Wednesday, March 18, 2009

BLACK DEVIL

            I had a few moments before lunch was served and my jacket was just too much for the day so I made the trek up to the apartment to drop it off. As I approach I notice the gate is once again closed so I key myself in through the door next to the gate. I get two steps in and I stop as I look at Prince’s cage. If you don’t recall Prince is the 130lb giant Schnauzer that wants to see me dead.  These are the moments that I thank my lucky stars for having the parents I had and for also living in New York. Always be aware of your surroundings and if you have a bad feeling then there is a reason for that said feeling.

            Although I can’t see him in his cage that doesn’t mean he’s not there since he actually lives in an old wine cask. Appropriate don't you think? I stand there, two paces from the door, eyeing and listening for anything and everything until finally, thirty feet away hiding behind a tree is Prince. I can barely make him out but once he realizes that I realize he’s out it's on! I rush back through the gate and although it was a mere two paces he still nearly got me! Jesus mother of holy God! Prince lunges up on the fence with barely a try and his teeth reach the height of my forehead. Tricky little devil I think but this is where the next problem arises. The key, that I have to use to lock the gate that really doesn’t stay shut on it’s own is just inside the gate…still in the lock. It’s an ancient metal key with the old style head and I have to turn it a full rotation but Prince isn’t going anywhere and I’m not sticking my hand in there to turn it.

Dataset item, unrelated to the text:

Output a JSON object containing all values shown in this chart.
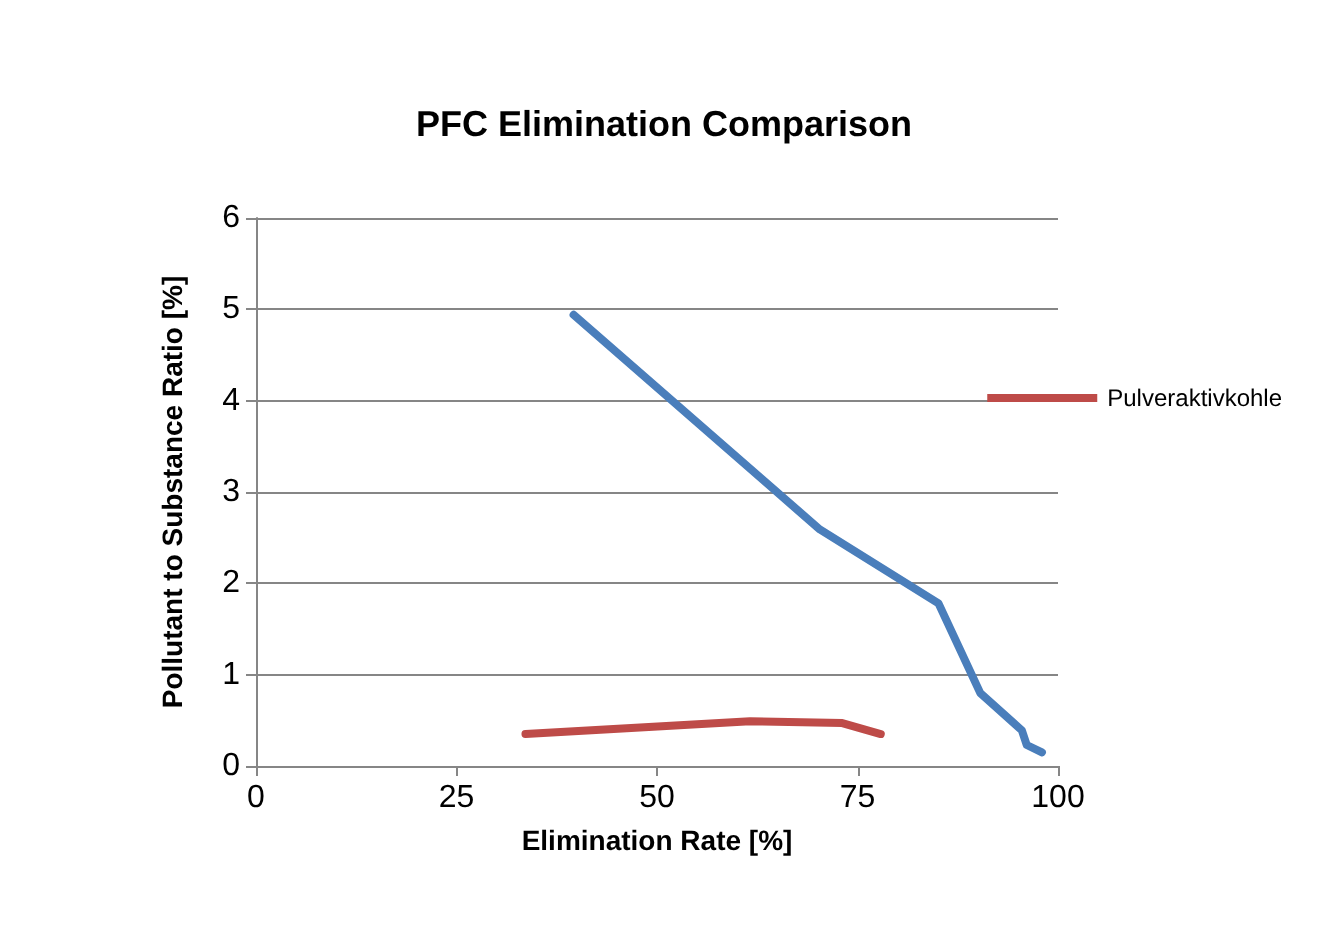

            So I stand there for about three minutes holding the gate closed and finally something catches Prince’s attention long enough for me to reach through the hole and turn the key. SNAP! The gate is locked and I am now safe and Prince’s blood lust will have to wait another day. Of course as soon as I finally get the lock affixed the father comes racing up in the car apologizing profusely. He had forgotten to tell me that the black heathen of death was out today. No worries, seven days down, eighty-three more of me cheating death.

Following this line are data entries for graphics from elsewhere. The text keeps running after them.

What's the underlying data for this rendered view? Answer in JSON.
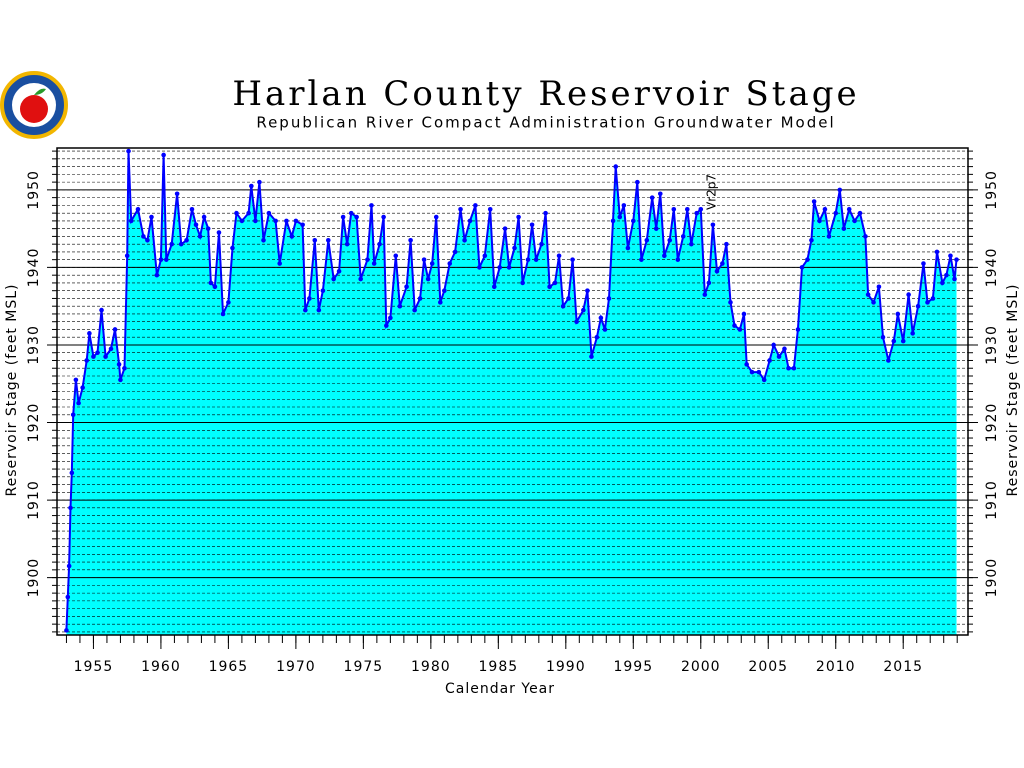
{
  "chart_data": {
    "type": "area",
    "title": "Harlan County Reservoir Stage",
    "subtitle": "Republican River Compact Administration Groundwater Model",
    "annotation": "Vr2p7",
    "x_label": "Calendar Year",
    "y_label": "Reservoir Stage (feet MSL)",
    "xlim": [
      1952.3,
      2019.8
    ],
    "ylim": [
      1892.6,
      1955.4
    ],
    "xticks": [
      1955,
      1960,
      1965,
      1970,
      1975,
      1980,
      1985,
      1990,
      1995,
      2000,
      2005,
      2010,
      2015
    ],
    "yticks": [
      1900,
      1910,
      1920,
      1930,
      1940,
      1950
    ],
    "xminor_step": 1,
    "yminor_step": 1,
    "grid": true,
    "fill_color": "#00ffff",
    "series": [
      {
        "name": "Reservoir Stage",
        "color": "#0000ff",
        "x": [
          1953.0,
          1953.1,
          1953.2,
          1953.3,
          1953.4,
          1953.5,
          1953.7,
          1953.9,
          1954.2,
          1954.5,
          1954.7,
          1955.0,
          1955.3,
          1955.6,
          1955.9,
          1956.3,
          1956.6,
          1956.9,
          1957.0,
          1957.3,
          1957.5,
          1957.6,
          1957.8,
          1958.3,
          1958.7,
          1959.0,
          1959.3,
          1959.7,
          1960.0,
          1960.2,
          1960.4,
          1960.8,
          1961.2,
          1961.5,
          1961.9,
          1962.3,
          1962.6,
          1962.9,
          1963.2,
          1963.5,
          1963.7,
          1964.0,
          1964.3,
          1964.6,
          1965.0,
          1965.3,
          1965.6,
          1966.0,
          1966.5,
          1966.7,
          1967.0,
          1967.3,
          1967.6,
          1968.0,
          1968.5,
          1968.8,
          1969.3,
          1969.7,
          1970.0,
          1970.5,
          1970.7,
          1971.0,
          1971.4,
          1971.7,
          1972.0,
          1972.4,
          1972.8,
          1973.2,
          1973.5,
          1973.8,
          1974.1,
          1974.5,
          1974.8,
          1975.3,
          1975.6,
          1975.8,
          1976.2,
          1976.5,
          1976.7,
          1977.0,
          1977.4,
          1977.7,
          1978.2,
          1978.5,
          1978.8,
          1979.2,
          1979.5,
          1979.8,
          1980.1,
          1980.4,
          1980.7,
          1981.0,
          1981.4,
          1981.8,
          1982.2,
          1982.5,
          1982.9,
          1983.3,
          1983.6,
          1984.0,
          1984.4,
          1984.7,
          1985.1,
          1985.5,
          1985.8,
          1986.2,
          1986.5,
          1986.8,
          1987.2,
          1987.5,
          1987.8,
          1988.2,
          1988.5,
          1988.8,
          1989.2,
          1989.5,
          1989.8,
          1990.2,
          1990.5,
          1990.8,
          1991.3,
          1991.6,
          1991.9,
          1992.3,
          1992.6,
          1992.9,
          1993.2,
          1993.5,
          1993.7,
          1994.0,
          1994.3,
          1994.6,
          1995.0,
          1995.3,
          1995.6,
          1996.0,
          1996.4,
          1996.7,
          1997.0,
          1997.3,
          1997.7,
          1998.0,
          1998.3,
          1998.7,
          1999.0,
          1999.3,
          1999.7,
          2000.0,
          2000.3,
          2000.6,
          2000.9,
          2001.2,
          2001.6,
          2001.9,
          2002.2,
          2002.5,
          2002.9,
          2003.2,
          2003.4,
          2003.8,
          2004.3,
          2004.7,
          2005.1,
          2005.4,
          2005.8,
          2006.2,
          2006.5,
          2006.9,
          2007.2,
          2007.5,
          2007.9,
          2008.2,
          2008.4,
          2008.8,
          2009.2,
          2009.5,
          2010.0,
          2010.3,
          2010.6,
          2011.0,
          2011.4,
          2011.8,
          2012.2,
          2012.4,
          2012.8,
          2013.2,
          2013.5,
          2013.9,
          2014.3,
          2014.6,
          2015.0,
          2015.4,
          2015.7,
          2016.1,
          2016.5,
          2016.8,
          2017.2,
          2017.5,
          2017.9,
          2018.2,
          2018.5,
          2018.8,
          2018.95
        ],
        "values": [
          1893.2,
          1897.5,
          1901.5,
          1909,
          1913.5,
          1921,
          1925.5,
          1922.5,
          1924.5,
          1928,
          1931.5,
          1928.5,
          1929,
          1934.5,
          1928.5,
          1929.5,
          1932,
          1927.5,
          1925.5,
          1927,
          1941.5,
          1955,
          1946,
          1947.5,
          1944,
          1943.5,
          1946.5,
          1939,
          1941,
          1954.5,
          1941,
          1943,
          1949.5,
          1943,
          1943.5,
          1947.5,
          1945.5,
          1944,
          1946.5,
          1945,
          1938,
          1937.5,
          1944.5,
          1934,
          1935.5,
          1942.5,
          1947,
          1946,
          1947,
          1950.5,
          1946,
          1951,
          1943.5,
          1947,
          1946,
          1940.5,
          1946,
          1944,
          1946,
          1945.5,
          1934.5,
          1936,
          1943.5,
          1934.5,
          1937,
          1943.5,
          1938.5,
          1939.5,
          1946.5,
          1943,
          1947,
          1946.5,
          1938.5,
          1941,
          1948,
          1940.5,
          1943,
          1946.5,
          1932.5,
          1933.5,
          1941.5,
          1935,
          1937.5,
          1943.5,
          1934.5,
          1936,
          1941,
          1938.5,
          1940.5,
          1946.5,
          1935.5,
          1937,
          1940.5,
          1942,
          1947.5,
          1943.5,
          1946,
          1948,
          1940,
          1941.5,
          1947.5,
          1937.5,
          1940,
          1945,
          1940,
          1942.5,
          1946.5,
          1938,
          1941,
          1945.5,
          1941,
          1943,
          1947,
          1937.5,
          1938,
          1941.5,
          1935,
          1936,
          1941,
          1933,
          1934.5,
          1937,
          1928.5,
          1931,
          1933.5,
          1932,
          1936,
          1946,
          1953,
          1946.5,
          1948,
          1942.5,
          1946,
          1951,
          1941,
          1943.5,
          1949,
          1945,
          1949.5,
          1941.5,
          1943.5,
          1947.5,
          1941,
          1944,
          1947.5,
          1943,
          1947,
          1947.5,
          1936.5,
          1938,
          1945.5,
          1939.5,
          1940.5,
          1943,
          1935.5,
          1932.5,
          1932,
          1934,
          1927.5,
          1926.5,
          1926.5,
          1925.5,
          1928,
          1930,
          1928.5,
          1929.5,
          1927,
          1927,
          1932,
          1940,
          1941,
          1943.5,
          1948.5,
          1946,
          1947.5,
          1944,
          1947,
          1950,
          1945,
          1947.5,
          1946,
          1947,
          1944,
          1936.5,
          1935.5,
          1937.5,
          1931,
          1928,
          1930.5,
          1934,
          1930.5,
          1936.5,
          1931.5,
          1935,
          1940.5,
          1935.5,
          1936,
          1942,
          1938,
          1939,
          1941.5,
          1938.5,
          1941
        ]
      }
    ]
  }
}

JENNY CRAIG AIN'T GOT S*!T ON ME

            Before I left Michigan I was laying on the couch watching TV when my sister noticed something she’d never seen before, me, with a belly. I had begun to notice it about two months before but did absolutely nothing about it except tempt it with booze and Mexican food. I was also experiencing another thing I had never experienced before and that was when I would jog up a set of steps or the like I could feel the fat on my front slide up and down. Now I will guarantee you that if you are the typical American and you saw me you’d say I was skinny. I prefer thin since I do have muscle, skinny is when you can see bones, but here I was…heavy. I weighed myself and I was ten pounds heavier than I ever have been and I was heavy into racing and weights not so long ago and muscle is way heavier than fat. (I know that a pound of fat weighs the same as a pound of muscle but you know what I mean)

            You want to lose weight? I mean really lose some weight?! Go to England, get poisoned, then head to France and work like a madly inspired devil dog, taming vines and hand slinging nearly five thousand bottles and then pushing around thousand pound carts of booze. Fast-forward to Thursday night after I get out of the shower and low and behold my five pack is back. I could never get the six-pack but five is just fine. I knew I had lost some weight since I had to wear a belt on Tuesday to keep my jeans up out in the field but this was just plain crazy especially with how much food I have been eating. Now all I need is a long haired dictionary to show it off to.